The British Columbia government is seeking intervenor status in an ongoing legal challenge to the federal government’s approval of Kinder Morgan Canada’s Trans Mountain pipeline expansion.

Provincial environment minister George Heyman told reporters on August 10 that the province has retained lawyer and former B.C. Supreme Court justice Thomas Berger as external counsel to the government.

Berger will offer advice on how to join the hearings, which are scheduled to begin in the Federal Court of Appeal this fall. The court will hear multiple lawsuits launched by First Nations and environmentalists that were combined into one case.

“We committed to use every tool available to defend B.C.’s coast in the threat of expanded tanker traffic,” Heyman said. “A sevenfold increase in tanker traffic in B.C.’s coastal waters is simply too great a risk to our environment, our economy and thousands of existing jobs.”

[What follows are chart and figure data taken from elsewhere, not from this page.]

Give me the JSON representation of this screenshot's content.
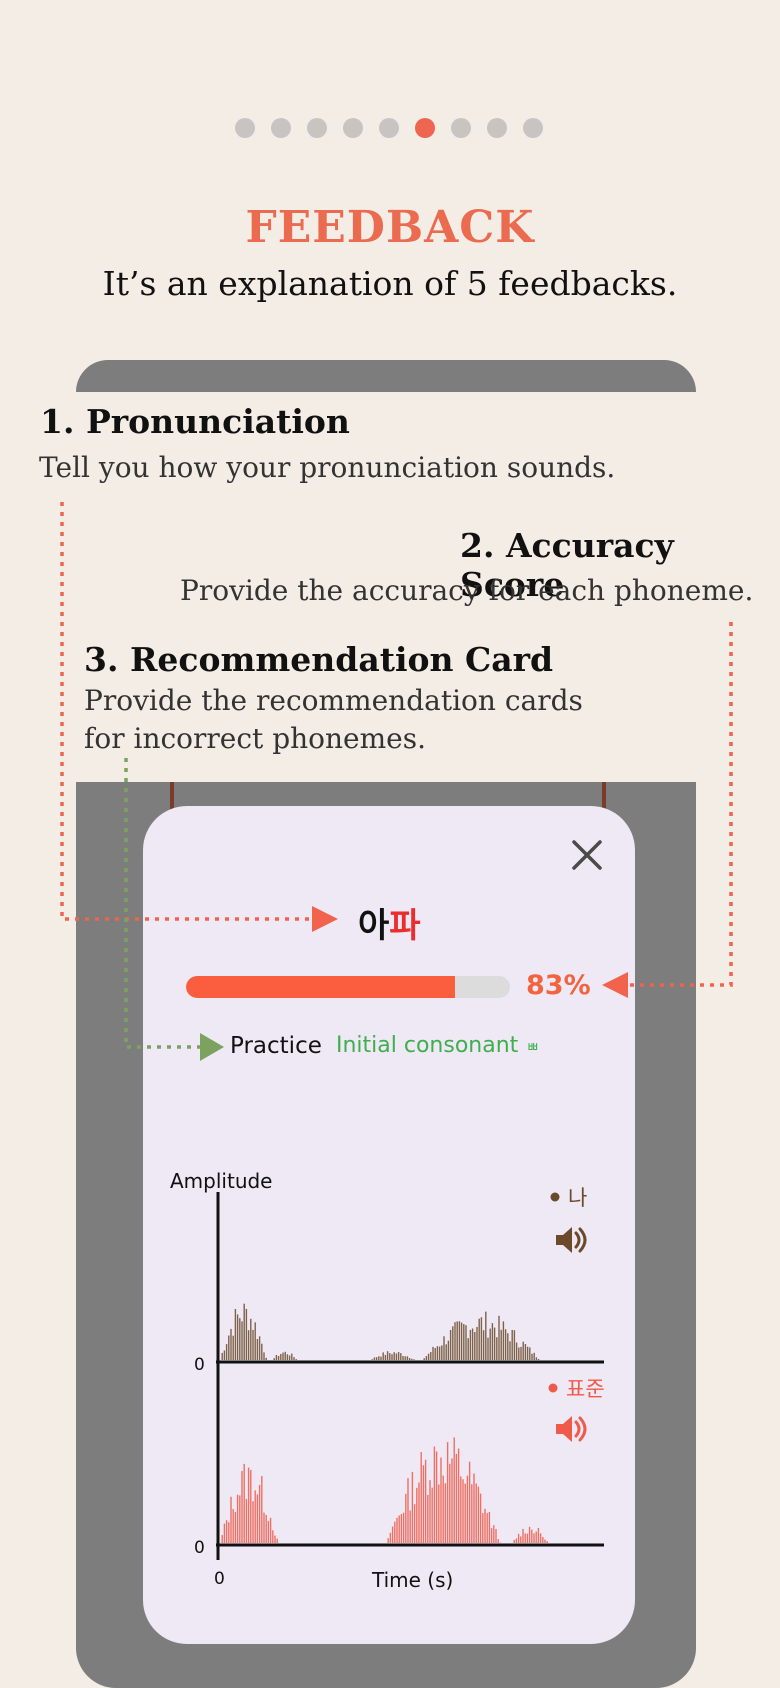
{
  "pagination": {
    "total": 9,
    "active_index": 5
  },
  "header": {
    "title": "FEEDBACK",
    "subtitle": "It’s an explanation of 5 feedbacks."
  },
  "annotations": {
    "pronunciation": {
      "heading": "1. Pronunciation",
      "text": "Tell you how your pronunciation sounds."
    },
    "accuracy": {
      "heading": "2. Accuracy Score",
      "text": "Provide the accuracy for each phoneme."
    },
    "recommendation": {
      "heading": "3. Recommendation Card",
      "line1": "Provide the recommendation cards",
      "line2": "for incorrect phonemes."
    }
  },
  "card": {
    "word_part1": "아",
    "word_part2": "파",
    "accuracy_value": 83,
    "accuracy_text": "83%",
    "practice_label": "Practice",
    "recommendation_label": "Initial consonant",
    "recommendation_phoneme": "ㅃ"
  },
  "chart_data": {
    "type": "area",
    "ylabel": "Amplitude",
    "xlabel": "Time (s)",
    "x_tick_labels": [
      "0"
    ],
    "y_tick_labels": [
      "0",
      "0"
    ],
    "series": [
      {
        "name": "나",
        "color": "#6b4a2b"
      },
      {
        "name": "표준",
        "color": "#f05a4a"
      }
    ]
  },
  "colors": {
    "accent": "#ea6b50",
    "score": "#f2633f",
    "green": "#3fae4f",
    "user_series": "#6b4a2b",
    "standard_series": "#f05a4a"
  }
}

Following the announcement, Kinder Morgan issued a news release saying it would begin construction in September – which it is able to do in Alberta, and on its own property.

“We are committed to working with the province and permitting authorities in our ongoing process of seeing and obtaining necessary permits and permissions,” Kinder Morgan president Ian Anderson said in the release.

Both the B.C. NDP and Green parties, which agreed to co-operate to lead a minority government, voiced their opposition to the pipeline’s expansion during the provincial election earlier this year. An agreement between the two parties, signed on May 29, pledged to “immediately employ every tool available to the new government to stop the expansion of the Kinder Morgan pipeline.”

But Attorney General David Eby, who was tasked by Premier John Horgan with determining options to halt Trans Mountain, told a Kamloops radio station in late July that the province will not delay permitting, as it would open up the risk of a lawsuit. “We must [stop the pipeline] within the laws of British Columbia and Canada, because if we don’t, we’ll be sued,” he told CHNL.

The $6.8-billion Trans Mountain expansion would increase the capacity of the current pipeline, which runs from Edmonton, Alberta to Burnaby, B.C., to 890,000 barrels per day, up from a current 300,000 barrels per day. Indigenous groups and environmentalists have opposed the project due to environmental and health risks, and lack of consultation with First Nations.